Rural poverty is further compounded by India's enormous health burden; India accounts for more than one quarter of the world's TB cases and deaths. In India, most villages don't possess even a small hospital. Unfortunately, in India's noisy political democracy, politicians are not too interested in alleviating poverty. China has recorded tremendous achievements in poverty alleviation.
Thanks to 38 years of reform, opening-up and socialist modernization first promoted by Deng Xiaoping, China has lifted over 700 million people out of poverty, accounting for more than 70 percent of the global reduction in poverty and significantly made life better for its 1.3 billion-plus people. This is an unparalleled achievement and truly inspiring.
According to the 13th Five-Year Plan (2016-2020), China is aiming to eliminate poverty by 2020. Over 55.6 million Chinese rural residents were lifted out of poverty from 2013 to 2016, and at least another 10 million will shake off poverty by the end of this year, meaning the number of rural Chinese lifted out of poverty in five years will exceed 65 million.
China has come up with many innovative and effective practices in targeted poverty alleviation. In the course of realizing the "Two Centenary Goals" and the Chinese Dream of revitalizing the nation, it has focused on safeguarding and improving people's well-being, advancing all social programs, and protecting people's rights to equal participation and development.
China's Internet-based poverty alleviation method has set an example for the rest of the world. On May 26, the Chinese government launched the Global Poverty Reduction Online Knowledge Sharing Database at the 2017 China Poverty Reduction International Forum in Beijing.

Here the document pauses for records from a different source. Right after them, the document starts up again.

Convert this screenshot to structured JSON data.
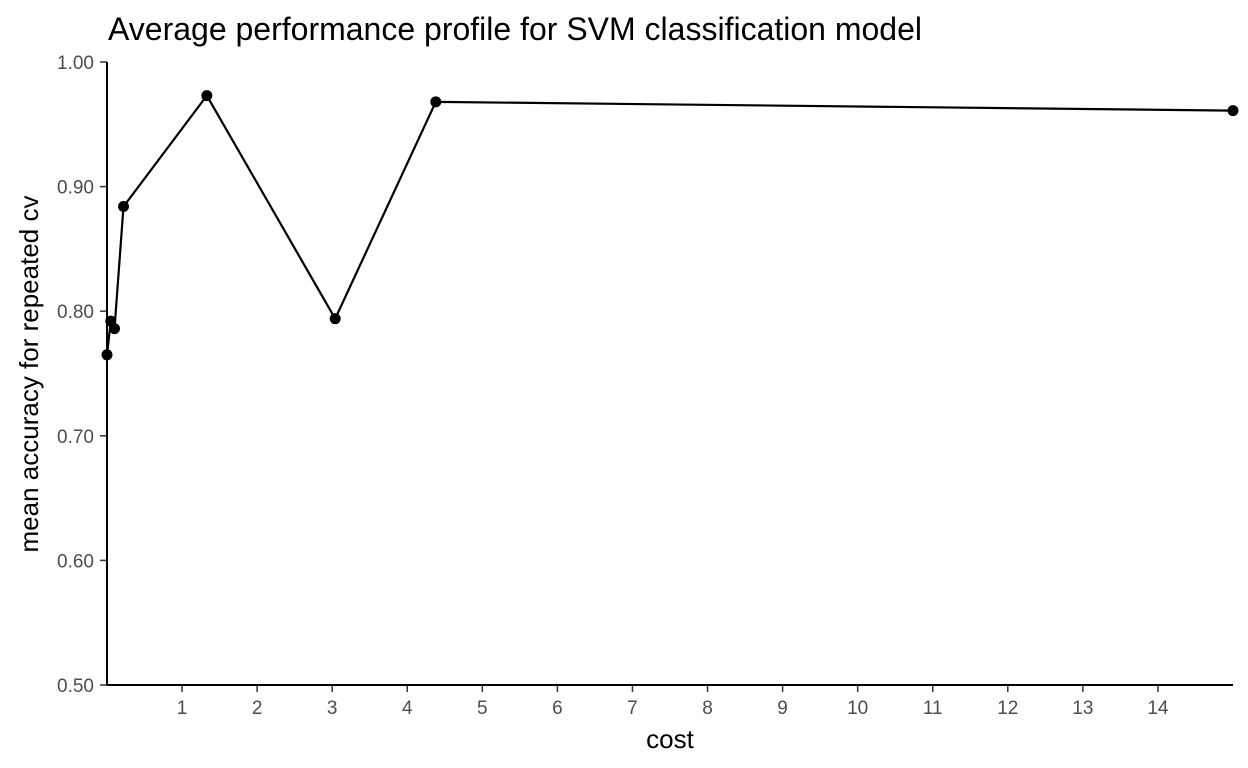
{
  "chart_data": {
    "type": "line",
    "title": "Average performance profile for SVM classification model",
    "xlabel": "cost",
    "ylabel": "mean accuracy for repeated cv",
    "xlim": [
      0,
      15
    ],
    "ylim": [
      0.5,
      1.0
    ],
    "x_ticks": [
      1,
      2,
      3,
      4,
      5,
      6,
      7,
      8,
      9,
      10,
      11,
      12,
      13,
      14
    ],
    "x_tick_labels": [
      "1",
      "2",
      "3",
      "4",
      "5",
      "6",
      "7",
      "8",
      "9",
      "10",
      "11",
      "12",
      "13",
      "14"
    ],
    "y_ticks": [
      0.5,
      0.6,
      0.7,
      0.8,
      0.9,
      1.0
    ],
    "y_tick_labels": [
      "0.50",
      "0.60",
      "0.70",
      "0.80",
      "0.90",
      "1.00"
    ],
    "grid": false,
    "series": [
      {
        "x": [
          0.0,
          0.05,
          0.1,
          0.22,
          1.33,
          3.04,
          4.38,
          15.0
        ],
        "y": [
          0.765,
          0.792,
          0.786,
          0.884,
          0.973,
          0.794,
          0.968,
          0.961
        ]
      }
    ],
    "colors": {
      "line": "#000000",
      "point": "#000000",
      "axis": "#000000",
      "tick_label": "#4d4d4d"
    }
  }
}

As China continues to take a more active role in poverty alleviation on the global stage, it is an ideal position to be a close partner with other developing countries and share the lessons it has learned from its own poverty reduction experience.
The Chinese Government has been pushing forward its "Internet Plus" strategy in poverty reduction efforts. It has accelerated the government's poverty reduction efforts in rural areas. According to China's Ministry of Commerce, 120,000 poverty-stricken families joined the e-business sector in 2016. The government's plan is to take e-business to more than 80 percent of villages by 2020. India can follow this model to carry out poverty alleviation efforts.
India's various welfare schemes will get a tremendous boost if it can learn lessons from China's experiences and achievements in poverty alleviation through the Southwest Poverty Reduction Project, the Poor Rural Communities Development Project, the Guangxi Rural Poverty Alleviation Pilot Project, the Qinba Mountains Poverty Reduction Project, the Gansu and Inner Mongolia Poverty Reduction Project, to mention a few.
Truly, China's best practices and successful experiences in poverty reduction should be a "role model" for India where 270 million people live below the poverty line. With a truly remarkable track record, China is undoubtedly a world-leader in poverty reduction and improving health outcomes and there is a lot the rest of the world can learn from its experience, including India.
(Rabi Sankar Bosu is the Secretary of New Horizon Radio Listeners' Club in West Bengal, India.)